As we are near the conclusion of James’ very practical epistle, James returns to the topic that he began in chapter 1 verse 2 – facing “trials of various kinds.” This final section also includes the topic of right speech, which he has been addressing throughout the letter. He addresses both topics first with a call to prayer.
To begin, James’ first exhortation for prayer is directed toward the individual, as seen in verse 13: Is any one of you in trouble? He should pray. Is anyone happy? Let him sing songs of praise. Here James contrasts two spectrums in a believer’s life. The first is trouble or suffering, something that both his original hearers as well as believers throughout all ages, know all too well. Every one of us experience trouble and suffering in our lives to some degree. James says is anyone suffering “He should pray.” While trials and adversity present a Christian with the conditions wherein he is most likely to pray fervently, James continues to contrast this, saying that we should also rejoice, singing songs of praise when we are happy. In other words, it’s not only in suffering, but in joy, that believers are presented with an appropriate occasion to turn to God.
In verses 14 and 15 James moves to a second group, the church elders, again calling for prayer. Is anyone among you sick? Let him call for the elders of the church, and let them pray over him, anointing him with oil in the name of the Lord. And the prayer of faith will save the one who is sick, and the Lord will raise him up. And if he has committed sins, he will be forgiven. This is one of the most controversial texts in James’ epistle, often used by the “faith-healers” to support their teachings and aberrant practices. The word sick in the original can have various meanings. One way it is used (18 times in the New Testament) is to refer to physical illness; but it also is translated as weak (14 times) and can refer to spiritual weakness. However we understand the meaning of the word sick, James says we are to call the elders of church, not the local “faith-healer or anyone else for that matter,” to pray and to be anointed with oil! The verse concludes in verse 15 with the ultimate healing – salvation manifested in forgiveness of sin.
The third section on prayer in verse 16a is directed to the congregation: Therefore, confess your sins to one another and pray for one another, that you may be healed. At times it is very difficult to confess your sins to each other, but this practice can set you free as you confess your sins to one another before God, and to pray for each other. Prayer for one another in the local assembly is one of the most unselfish and beautiful aspects of the church. Knowing that your brothers and sisters are praying for you is a beautiful and humbling experience that ought to characterize our local church.

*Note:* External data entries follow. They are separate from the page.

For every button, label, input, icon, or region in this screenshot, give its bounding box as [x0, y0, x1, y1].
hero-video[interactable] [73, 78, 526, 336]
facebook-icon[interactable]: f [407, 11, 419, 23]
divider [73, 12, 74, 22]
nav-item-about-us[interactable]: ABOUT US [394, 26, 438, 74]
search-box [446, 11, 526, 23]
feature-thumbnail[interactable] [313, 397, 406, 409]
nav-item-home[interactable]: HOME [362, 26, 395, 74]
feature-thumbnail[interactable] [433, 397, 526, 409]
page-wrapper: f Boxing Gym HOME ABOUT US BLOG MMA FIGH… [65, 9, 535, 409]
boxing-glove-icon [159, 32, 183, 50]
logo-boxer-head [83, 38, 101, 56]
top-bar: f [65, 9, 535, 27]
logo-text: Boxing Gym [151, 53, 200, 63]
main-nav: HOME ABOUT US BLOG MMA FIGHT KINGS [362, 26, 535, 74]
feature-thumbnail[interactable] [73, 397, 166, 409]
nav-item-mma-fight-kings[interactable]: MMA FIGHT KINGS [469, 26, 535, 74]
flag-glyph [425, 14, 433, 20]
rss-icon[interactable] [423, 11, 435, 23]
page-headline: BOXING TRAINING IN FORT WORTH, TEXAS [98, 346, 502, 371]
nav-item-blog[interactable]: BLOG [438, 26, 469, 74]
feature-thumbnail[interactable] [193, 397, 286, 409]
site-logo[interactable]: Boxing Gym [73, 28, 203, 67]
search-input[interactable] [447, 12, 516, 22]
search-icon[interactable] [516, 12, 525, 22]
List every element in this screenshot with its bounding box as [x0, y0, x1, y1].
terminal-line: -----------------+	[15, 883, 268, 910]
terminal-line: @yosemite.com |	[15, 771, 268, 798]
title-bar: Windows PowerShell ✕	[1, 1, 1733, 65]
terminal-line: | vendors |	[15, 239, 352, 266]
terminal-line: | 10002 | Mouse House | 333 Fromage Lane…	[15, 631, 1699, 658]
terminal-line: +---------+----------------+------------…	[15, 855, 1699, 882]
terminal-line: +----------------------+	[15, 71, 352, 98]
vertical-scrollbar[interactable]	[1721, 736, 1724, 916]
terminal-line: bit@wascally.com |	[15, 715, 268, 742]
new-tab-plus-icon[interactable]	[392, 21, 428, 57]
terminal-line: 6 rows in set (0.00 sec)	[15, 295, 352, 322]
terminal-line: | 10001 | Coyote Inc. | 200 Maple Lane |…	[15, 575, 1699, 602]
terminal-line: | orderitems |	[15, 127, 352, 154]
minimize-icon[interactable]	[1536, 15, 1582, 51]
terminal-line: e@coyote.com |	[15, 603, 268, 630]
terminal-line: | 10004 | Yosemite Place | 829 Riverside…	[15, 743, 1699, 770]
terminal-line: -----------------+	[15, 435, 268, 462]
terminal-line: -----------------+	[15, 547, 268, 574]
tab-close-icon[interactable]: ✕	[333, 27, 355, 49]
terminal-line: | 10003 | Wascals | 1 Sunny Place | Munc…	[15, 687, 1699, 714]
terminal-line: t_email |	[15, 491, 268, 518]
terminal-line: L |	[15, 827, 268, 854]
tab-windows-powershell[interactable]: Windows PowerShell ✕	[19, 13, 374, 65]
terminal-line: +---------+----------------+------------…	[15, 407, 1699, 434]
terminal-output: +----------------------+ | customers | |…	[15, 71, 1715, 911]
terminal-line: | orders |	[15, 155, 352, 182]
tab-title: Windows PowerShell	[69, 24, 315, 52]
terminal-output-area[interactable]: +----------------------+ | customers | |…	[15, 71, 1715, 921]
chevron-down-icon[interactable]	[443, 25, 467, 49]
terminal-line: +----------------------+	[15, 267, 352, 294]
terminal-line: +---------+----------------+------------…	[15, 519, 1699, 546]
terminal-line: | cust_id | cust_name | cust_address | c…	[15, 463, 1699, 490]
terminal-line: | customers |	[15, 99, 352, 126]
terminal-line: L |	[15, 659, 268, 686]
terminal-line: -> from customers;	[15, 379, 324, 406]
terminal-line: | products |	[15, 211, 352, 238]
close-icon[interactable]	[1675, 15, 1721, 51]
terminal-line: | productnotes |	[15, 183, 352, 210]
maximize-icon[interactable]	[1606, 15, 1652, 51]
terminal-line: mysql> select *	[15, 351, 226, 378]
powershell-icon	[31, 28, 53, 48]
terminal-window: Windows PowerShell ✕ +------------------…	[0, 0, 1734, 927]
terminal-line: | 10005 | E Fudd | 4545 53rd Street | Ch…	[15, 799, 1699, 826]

James concludes this section generally, with the prayer of a righteous person. This ought to encourage both elders and Christians in general, that intercessory prayer is necessary and effective. James does this by appealing to Elijah as an example. Overall, this section of James instructs us that the trials and joys that we face in this life should lead us to the throne of grace in prayer – individually, through the elders of the church, and together with our church.
Brethren, please pray that the Lord would be pleased to use this message so that we all would grow in our dependence on Christ through prayer.